Aux environs de ce moment, Parny faisait écho aux mêmes passions patriotiques, en publiant son poème de Goddam dont le sujet n’est autre cette descente en Angleterre, la parodie de la vieille lutte de Harold et de Guillaume. Tout cela est d’un esprit peu étendu, trop peu élevé, d’un talent facile toujours et parfois encore gracieux. Les amis, du reste, ne cherchaient point à dissimuler les défauts de cette œuvre de circonstance, et les ennemis commençaient à dire que M. de Parny, qui avait si bien chanté les amours, avait un talent moins décidé pour chanter les guerres. J’ai hâte de sortir de cette triste période et de cette critique ingrate pour retrouver le Parny que nous avons droit d’aimer. On le retrouvait déjà dans le petit poème d’Isnel et Asléga qui parut d’abord en un chant (1802) et que l’auteur développa plus tard en quatre. Cette douce et pure esquisse, ou plutôt ce pastel, aujourd’hui fort pâli, s’offrait en naissant avec bien de la fraîcheur et dans toute la nouveauté de ces teintes d’Ossian que l’imitation en vers de Baour-Lormian venait de remettre à la mode.

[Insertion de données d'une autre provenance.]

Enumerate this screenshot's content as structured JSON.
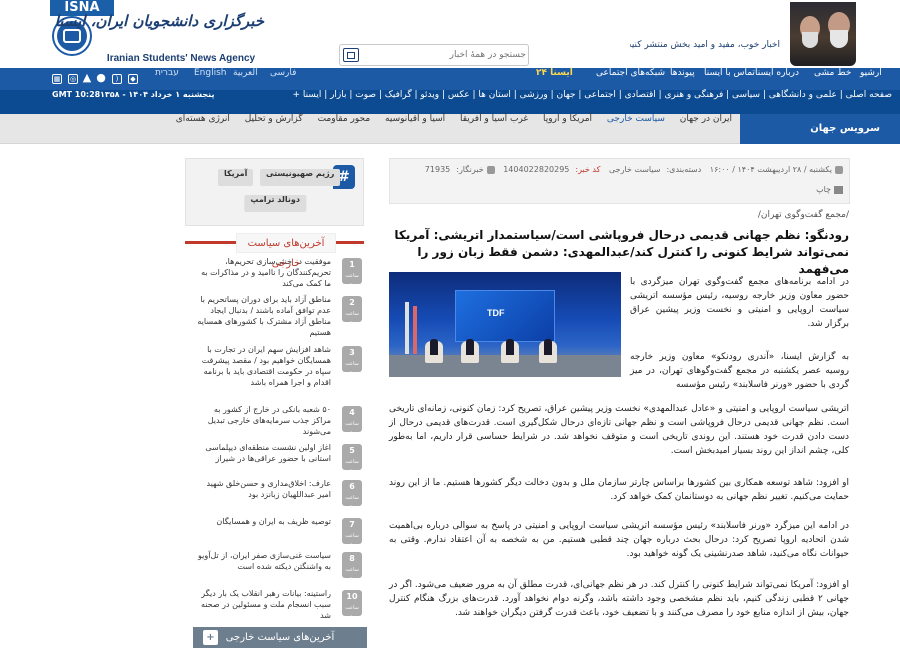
{
  "header": {
    "isna_label": "ISNA",
    "brand_fa": "خبرگزاری دانشجویان ایران، ایسنا",
    "brand_en": "Iranian Students' News Agency",
    "search_placeholder": "جستجو در همهٔ اخبار",
    "leader_text": "اخبار خوب، مفید و امید بخش منتشر کنید. رهبر معظم انقلاب"
  },
  "topnav": {
    "items": [
      "آرشیو",
      "خط مشی",
      "درباره ایسنا",
      "تماس با ایسنا",
      "پیوندها",
      "شبکه‌های اجتماعی"
    ],
    "isna24": "ایسنا ۲۴",
    "languages": [
      "فارسی",
      "العربية",
      "English",
      "עברית"
    ]
  },
  "subnav": {
    "links": "صفحه اصلی | علمی و دانشگاهی | سیاسی | فرهنگی و هنری | اقتصادی | اجتماعی | جهان | ورزشی | استان ها | عکس | ویدئو | گرافیک | صوت | بازار | ایسنا +",
    "date": "پنجشنبه ۱ خرداد ۱۴۰۴ - ۱۳۵۸",
    "gmt": "GMT 10:28"
  },
  "sectionbar": {
    "title": "سرویس جهان",
    "links": [
      "ایران در جهان",
      "سیاست خارجی",
      "آمریکا و اروپا",
      "غرب آسیا و آفریقا",
      "آسیا و اقیانوسیه",
      "محور مقاومت",
      "گزارش و تحلیل",
      "انرژی هسته‌ای"
    ]
  },
  "tags": [
    "رژیم صهیونیستی",
    "آمریکا",
    "دونالد ترامپ"
  ],
  "latest": {
    "title": "آخرین‌های سیاست خارجی",
    "num_label": "ساعت قبل",
    "items": [
      {
        "num": "1",
        "text": "موفقیت در خنثی‌سازی تحریم‌ها، تحریم‌کنندگان را ناامید و در مذاکرات به ما کمک می‌کند"
      },
      {
        "num": "2",
        "text": "مناطق آزاد باید برای دوران پساتحریم با عدم توافق آماده باشند / بدنبال ایجاد مناطق آزاد مشترک با کشورهای همسایه هستیم"
      },
      {
        "num": "3",
        "text": "شاهد افزایش سهم ایران در تجارت با همسایگان خواهیم بود / مقصد پیشرفت سپاه در حکومت اقتصادی باید با برنامه اقدام و اجرا همراه باشد"
      },
      {
        "num": "4",
        "text": "۵۰ شعبه بانکی در خارج از کشور به مراکز جذب سرمایه‌های خارجی تبدیل می‌شوند"
      },
      {
        "num": "5",
        "text": "اغاز اولین نشست منطقه‌ای دیپلماسی استانی با حضور عراقی‌ها در شیراز"
      },
      {
        "num": "6",
        "text": "عارف: اخلاق‌مداری و حسن‌خلق شهید امیر عبداللهیان زبانزد بود"
      },
      {
        "num": "7",
        "text": "توصیه ظریف به ایران و همسایگان"
      },
      {
        "num": "8",
        "text": "سیاست غنی‌سازی صفر ایران، از تل‌آویو به واشنگتن دیکته شده است"
      },
      {
        "num": "10",
        "text": "راستینه: بیانات رهبر انقلاب یک بار دیگر سبب انسجام ملت و مسئولین در صحنه شد"
      }
    ],
    "footer": "آخرین‌های سیاست خارجی"
  },
  "article": {
    "meta_date": "یکشنبه / ۲۸ اردیبهشت ۱۴۰۴ / ۱۶:۰۰",
    "meta_category_label": "دسته‌بندی:",
    "meta_category": "سیاست خارجی",
    "meta_code_label": "کد خبر:",
    "meta_code": "1404022820295",
    "meta_reporter_label": "خبرنگار:",
    "meta_reporter": "71935",
    "print_label": "چاپ",
    "breadcrumb": "/مجمع گفت‌وگوی تهران/",
    "headline": "رودنگو: نظم جهانی قدیمی درحال فروپاشی است/سیاستمدار اتریشی: آمریکا نمی‌تواند شرایط کنونی را کنترل کند/عبدالمهدی: دشمن فقط زبان زور را می‌فهمد",
    "photo_caption": "TDF",
    "paragraphs": [
      "در ادامه برنامه‌های مجمع گفت‌وگوی تهران میزگردی با حضور معاون وزیر خارجه روسیه، رئیس مؤسسه اتریشی سیاست اروپایی و امنیتی و نخست وزیر پیشین عراق برگزار شد.",
      "به گزارش ایسنا، «آندری رودنکو» معاون وزیر خارجه روسیه عصر یکشنبه در مجمع گفت‌وگوهای تهران، در میز گردی با حضور «ورنر فاسلابند» رئیس مؤسسه",
      "اتریشی سیاست اروپایی و امنیتی و «عادل عبدالمهدی» نخست وزیر پیشین عراق، تصریح کرد: زمان کنونی، زمانه‌ای تاریخی است. نظم جهانی قدیمی درحال فروپاشی است و نظم جهانی تازه‌ای درحال شکل‌گیری است. قدرت‌های قدیمی درحال از دست دادن قدرت خود هستند. این روندی تاریخی است و متوقف نخواهد شد. در شرایط حساسی قرار داریم، اما به‌طور کلی، چشم انداز این روند بسیار امیدبخش است.",
      "او افزود: شاهد توسعه همکاری بین کشورها براساس چارتر سازمان ملل و بدون دخالت دیگر کشورها هستیم. ما از این روند حمایت می‌کنیم. تغییر نظم جهانی به دوستانمان کمک خواهد کرد.",
      "در ادامه این میزگرد «ورنر فاسلابند» رئیس مؤسسه اتریشی سیاست اروپایی و امنیتی در پاسخ به سوالی درباره بی‌اهمیت شدن اتحادیه اروپا تصریح کرد: درحال بحث درباره جهان چند قطبی هستیم. من به شخصه به آن اعتقاد ندارم. وقتی به حیوانات نگاه می‌کنید، شاهد صدرنشینی یک گونه خواهید بود.",
      "او افزود: آمریکا نمی‌تواند شرایط کنونی را کنترل کند. در هر نظم جهانی‌ای، قدرت مطلق آن به مرور ضعیف می‌شود. اگر در جهانی ۲ قطبی زندگی کنیم، باید نظم مشخصی وجود داشته باشد، وگرنه دوام نخواهد آورد. قدرت‌های بزرگ هنگام کنترل جهان، بیش از اندازه منابع خود را مصرف می‌کنند و با تضعیف خود، باعث قدرت گرفتن دیگران خواهند شد."
    ]
  }
}
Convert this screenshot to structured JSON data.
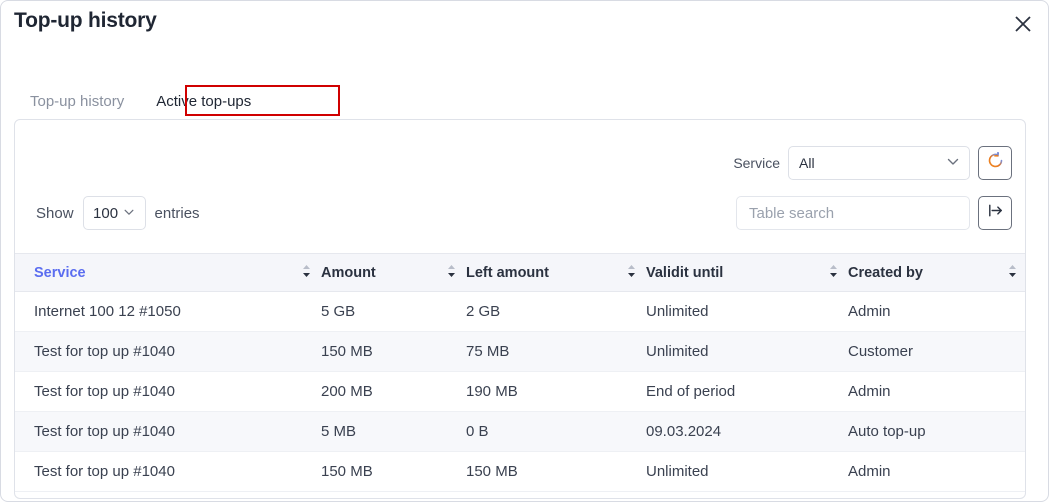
{
  "dialog": {
    "title": "Top-up history",
    "close_icon": "close-icon"
  },
  "tabs": [
    {
      "label": "Top-up history",
      "active": false
    },
    {
      "label": "Active top-ups",
      "active": true
    }
  ],
  "toolbar": {
    "service_filter_label": "Service",
    "service_filter_value": "All",
    "service_filter_options": [
      "All"
    ],
    "refresh_icon": "refresh-icon",
    "show_label": "Show",
    "entries_value": "100",
    "entries_options": [
      "100"
    ],
    "entries_label": "entries",
    "search_placeholder": "Table search",
    "search_value": "",
    "search_submit_icon": "arrow-right-bar-icon"
  },
  "table": {
    "columns": [
      {
        "label": "Service",
        "sorted": true
      },
      {
        "label": "Amount",
        "sorted": false
      },
      {
        "label": "Left amount",
        "sorted": false
      },
      {
        "label": "Validit until",
        "sorted": false
      },
      {
        "label": "Created by",
        "sorted": false
      }
    ],
    "rows": [
      {
        "service": "Internet 100 12 #1050",
        "amount": "5 GB",
        "left": "2 GB",
        "valid": "Unlimited",
        "created": "Admin"
      },
      {
        "service": "Test for top up #1040",
        "amount": "150 MB",
        "left": "75 MB",
        "valid": "Unlimited",
        "created": "Customer"
      },
      {
        "service": "Test for top up #1040",
        "amount": "200 MB",
        "left": "190 MB",
        "valid": "End of period",
        "created": "Admin"
      },
      {
        "service": "Test for top up #1040",
        "amount": "5 MB",
        "left": "0 B",
        "valid": "09.03.2024",
        "created": "Auto top-up"
      },
      {
        "service": "Test for top up #1040",
        "amount": "150 MB",
        "left": "150 MB",
        "valid": "Unlimited",
        "created": "Admin"
      }
    ]
  },
  "colors": {
    "accent": "#5b6df0",
    "highlight": "#d00000",
    "header_bg": "#f5f6fa",
    "stripe": "#f7f8fb"
  }
}
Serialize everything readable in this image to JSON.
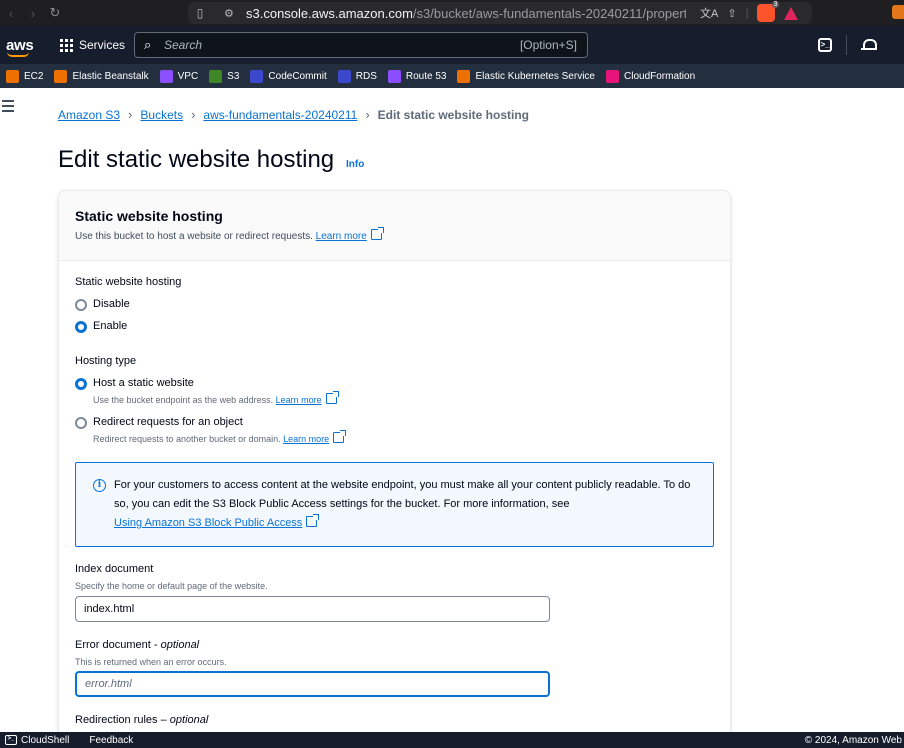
{
  "browser": {
    "url_host": "s3.console.aws.amazon.com",
    "url_path": "/s3/bucket/aws-fundamentals-20240211/propert...",
    "brave_badge": "3",
    "icons": [
      "back-icon",
      "forward-icon",
      "reload-icon",
      "bookmark-icon",
      "site-settings-icon",
      "translate-icon",
      "share-icon",
      "brave-shields-icon",
      "brave-rewards-icon",
      "metamask-icon"
    ]
  },
  "aws_nav": {
    "logo": "aws",
    "services_label": "Services",
    "search_placeholder": "Search",
    "search_shortcut": "[Option+S]"
  },
  "favorites": [
    {
      "label": "EC2",
      "color": "#ed7100",
      "icon": "ec2-icon"
    },
    {
      "label": "Elastic Beanstalk",
      "color": "#ed7100",
      "icon": "elastic-beanstalk-icon"
    },
    {
      "label": "VPC",
      "color": "#8c4fff",
      "icon": "vpc-icon"
    },
    {
      "label": "S3",
      "color": "#3f8624",
      "icon": "s3-icon"
    },
    {
      "label": "CodeCommit",
      "color": "#3b48cc",
      "icon": "codecommit-icon"
    },
    {
      "label": "RDS",
      "color": "#3b48cc",
      "icon": "rds-icon"
    },
    {
      "label": "Route 53",
      "color": "#8c4fff",
      "icon": "route53-icon"
    },
    {
      "label": "Elastic Kubernetes Service",
      "color": "#ed7100",
      "icon": "eks-icon"
    },
    {
      "label": "CloudFormation",
      "color": "#e7157b",
      "icon": "cloudformation-icon"
    }
  ],
  "breadcrumb": {
    "items": [
      "Amazon S3",
      "Buckets",
      "aws-fundamentals-20240211"
    ],
    "current": "Edit static website hosting"
  },
  "page": {
    "title": "Edit static website hosting",
    "info": "Info"
  },
  "container": {
    "title": "Static website hosting",
    "description": "Use this bucket to host a website or redirect requests.",
    "learn_more": "Learn more"
  },
  "hosting": {
    "label": "Static website hosting",
    "options": [
      {
        "label": "Disable",
        "checked": false
      },
      {
        "label": "Enable",
        "checked": true
      }
    ]
  },
  "hosting_type": {
    "label": "Hosting type",
    "options": [
      {
        "label": "Host a static website",
        "description": "Use the bucket endpoint as the web address.",
        "learn_more": "Learn more",
        "checked": true
      },
      {
        "label": "Redirect requests for an object",
        "description": "Redirect requests to another bucket or domain.",
        "learn_more": "Learn more",
        "checked": false
      }
    ]
  },
  "alert": {
    "text": "For your customers to access content at the website endpoint, you must make all your content publicly readable. To do so, you can edit the S3 Block Public Access settings for the bucket. For more information, see",
    "link": "Using Amazon S3 Block Public Access",
    "color": "#0972d3"
  },
  "index_document": {
    "label": "Index document",
    "description": "Specify the home or default page of the website.",
    "value": "index.html"
  },
  "error_document": {
    "label": "Error document",
    "label_suffix": "optional",
    "description": "This is returned when an error occurs.",
    "placeholder": "error.html"
  },
  "redirection_rules": {
    "label": "Redirection rules",
    "label_suffix": "optional"
  },
  "footer": {
    "cloudshell": "CloudShell",
    "feedback": "Feedback",
    "copyright": "© 2024, Amazon Web"
  }
}
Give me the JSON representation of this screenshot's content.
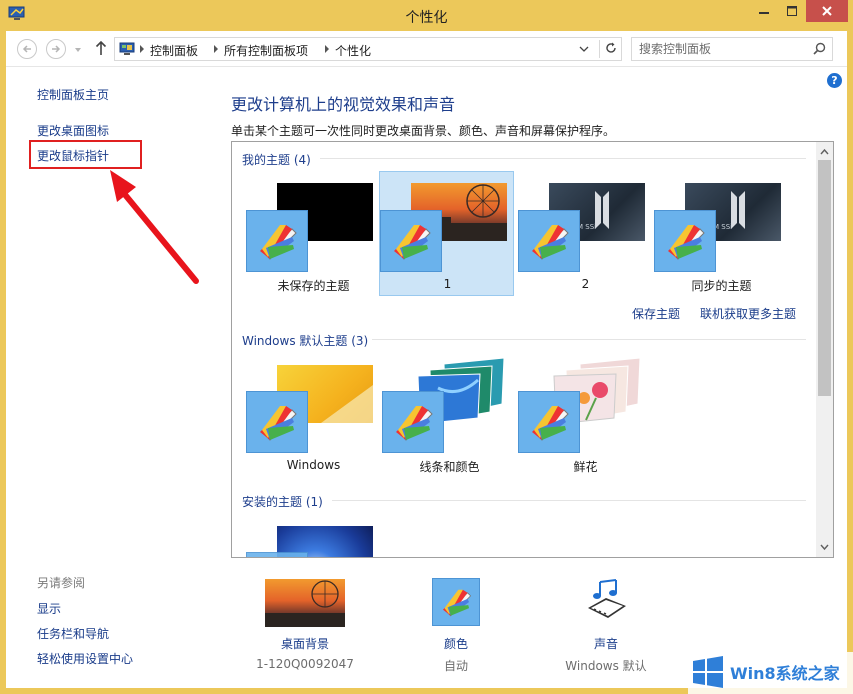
{
  "window": {
    "title": "个性化",
    "colors": {
      "frame": "#ecc85a",
      "close": "#c7504b",
      "link": "#1a3c8a",
      "heading": "#1e3e8c",
      "selection": "#cce4f7"
    }
  },
  "nav": {
    "breadcrumbs": [
      "控制面板",
      "所有控制面板项",
      "个性化"
    ],
    "search_placeholder": "搜索控制面板"
  },
  "left_pane": {
    "links": [
      "控制面板主页",
      "更改桌面图标",
      "更改鼠标指针"
    ],
    "see_also_title": "另请参阅",
    "see_also": [
      "显示",
      "任务栏和导航",
      "轻松使用设置中心"
    ]
  },
  "main": {
    "title": "更改计算机上的视觉效果和声音",
    "description": "单击某个主题可一次性同时更改桌面背景、颜色、声音和屏幕保护程序。"
  },
  "groups": {
    "my_themes": {
      "title": "我的主题 (4)",
      "themes": [
        {
          "label": "未保存的主题",
          "selected": false
        },
        {
          "label": "1",
          "selected": true
        },
        {
          "label": "2",
          "selected": false
        },
        {
          "label": "同步的主题",
          "selected": false
        }
      ],
      "save_link": "保存主题",
      "online_link": "联机获取更多主题"
    },
    "default_themes": {
      "title": "Windows 默认主题 (3)",
      "themes": [
        {
          "label": "Windows"
        },
        {
          "label": "线条和颜色"
        },
        {
          "label": "鲜花"
        }
      ]
    },
    "installed_themes": {
      "title": "安装的主题 (1)"
    }
  },
  "customize": {
    "background": {
      "label": "桌面背景",
      "value": "1-120Q0092047"
    },
    "color": {
      "label": "颜色",
      "value": "自动"
    },
    "sound": {
      "label": "声音",
      "value": "Windows 默认"
    }
  },
  "watermark": {
    "text": "Win8系统之家"
  }
}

Dans cette même édition de ses Œuvres diverses (1802) où se lisait la première version d’Isnel et Asléga, Parny s’était attaché à ne rien faire entrer que d’avouable et d’incontestable ; il y a réussi, et l’on peut dire que depuis on ne trouverait à peu près rien à ajouter au

  1. Mélanges de M. de Feletz, t. III, p. 519.